La Legion of Honor presenta The Etruscans: From the Heart of Ancient Italy, un’esposizione di più di 150 oggetti della civiltà che ha preceduto e plasmato l’antica Roma. La mostra continua fino al 20 settembre 2026.

Gli Etruschi vivevano nell’Italia centrale, nell’attuale Toscana, Umbria e Lazio settentrionale, all’incirca dal IX al I secolo a.C. L’esposizione riunisce vasi in bronzo e terracotta, sculture e gioielli in oro che traccia la loro arte, religione e vita quotidiana.

Cosa c’è nella mostra

Uno dei pezzi centrali è il Fegato di Piacenza, un modello in bronzo di fegato di pecora segnato con i nomi delle divinità etrusche. I sacerdoti noti come aruspici utilizzavano tali modelli per leggere i presagi dagli organi degli animali sacrificati. I Fine Arts Museums di San Francisco affermano che l’oggetto è esposto al di fuori della sua regione di scoperta per la prima volta. La mostra include anche sculture funerarie, vasi per la casa e gioielli provenienti da collezioni italiane.
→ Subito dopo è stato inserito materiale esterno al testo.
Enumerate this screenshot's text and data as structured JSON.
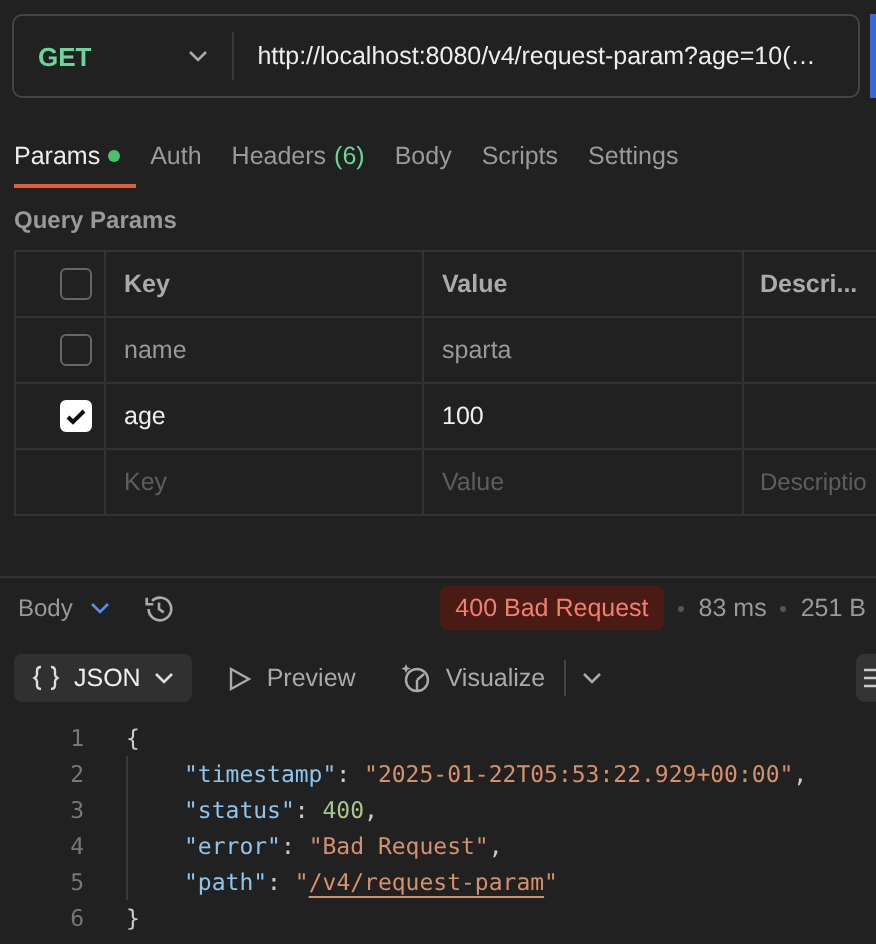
{
  "request": {
    "method": "GET",
    "url": "http://localhost:8080/v4/request-param?age=10(…"
  },
  "tabs": [
    {
      "label": "Params",
      "selected": true,
      "dot": true
    },
    {
      "label": "Auth",
      "selected": false,
      "dot": false
    },
    {
      "label": "Headers",
      "count": "(6)",
      "selected": false,
      "dot": false
    },
    {
      "label": "Body",
      "selected": false,
      "dot": false
    },
    {
      "label": "Scripts",
      "selected": false,
      "dot": false
    },
    {
      "label": "Settings",
      "selected": false,
      "dot": false
    }
  ],
  "query_params": {
    "title": "Query Params",
    "columns": [
      {
        "label": "Key"
      },
      {
        "label": "Value"
      },
      {
        "label": "Descri..."
      }
    ],
    "header_checked": false,
    "rows": [
      {
        "key": "name",
        "value": "sparta",
        "checked": false
      },
      {
        "key": "age",
        "value": "100",
        "checked": true
      }
    ],
    "new_row": {
      "key_placeholder": "Key",
      "value_placeholder": "Value",
      "description_placeholder": "Descriptio"
    }
  },
  "response": {
    "body_label": "Body",
    "status": "400 Bad Request",
    "time": "83 ms",
    "size": "251 B",
    "view_modes": [
      {
        "label": "JSON",
        "kind": "dropdown",
        "selected": true
      },
      {
        "label": "Preview",
        "kind": "preview",
        "selected": false
      },
      {
        "label": "Visualize",
        "kind": "visualize",
        "selected": false
      }
    ],
    "code": [
      {
        "number": "1",
        "tokens": [
          {
            "kind": "punct",
            "text": "{"
          }
        ],
        "children": [
          {
            "number": "2",
            "tokens": [
              {
                "kind": "key",
                "text": "\"timestamp\""
              },
              {
                "kind": "punct",
                "text": ": "
              },
              {
                "kind": "string",
                "text": "\"2025-01-22T05:53:22.929+00:00\""
              },
              {
                "kind": "punct",
                "text": ","
              }
            ]
          },
          {
            "number": "3",
            "tokens": [
              {
                "kind": "key",
                "text": "\"status\""
              },
              {
                "kind": "punct",
                "text": ": "
              },
              {
                "kind": "number",
                "text": "400"
              },
              {
                "kind": "punct",
                "text": ","
              }
            ]
          },
          {
            "number": "4",
            "tokens": [
              {
                "kind": "key",
                "text": "\"error\""
              },
              {
                "kind": "punct",
                "text": ": "
              },
              {
                "kind": "string",
                "text": "\"Bad Request\""
              },
              {
                "kind": "punct",
                "text": ","
              }
            ]
          },
          {
            "number": "5",
            "tokens": [
              {
                "kind": "key",
                "text": "\"path\""
              },
              {
                "kind": "punct",
                "text": ": "
              },
              {
                "kind": "string",
                "text": "\""
              },
              {
                "kind": "link",
                "text": "/v4/request-param"
              },
              {
                "kind": "string",
                "text": "\""
              }
            ]
          }
        ]
      },
      {
        "number": "6",
        "tokens": [
          {
            "kind": "punct",
            "text": "}"
          }
        ]
      }
    ]
  }
}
Perché gli Etruschi sono importanti

Gran parte di ciò che in seguito divenne romano, dalla pianificazione urbana ai rituali religiosi, ha attinto dalla pratica etrusca. Poiché la maggior parte della scrittura etrusca sopravvissuta è breve e funeraria, la lingua è solo parzialmente compresa, e oggetti come questi portano gran parte di ciò che si conosce della cultura.

Se visiti

La Legion of Honor si trova in Lincoln Park nel Richmond District, al 100 34th Avenue. L’autobus Muni 18 serve Lincoln Park vicino all’ingresso del museo. La mostra chiude il 20 settembre, dopodiché viaggerà al San Antonio Museum of Art, dove sarà visibile dal 31 ottobre 2026 al 14 marzo 2027. Per le date di ingresso gratuito e altre esposizioni questo mese, consulta la nostra guida a giorni gratuiti dei musei a San Francisco per luglio 2026.

Le date dell’esposizione e i dettagli degli oggetti provengono dai Fine Arts Museums di San Francisco, con copertura aggiuntiva da KQED.

Foto: Fastily, CC BY-SA 4.0, via Wikimedia Commons.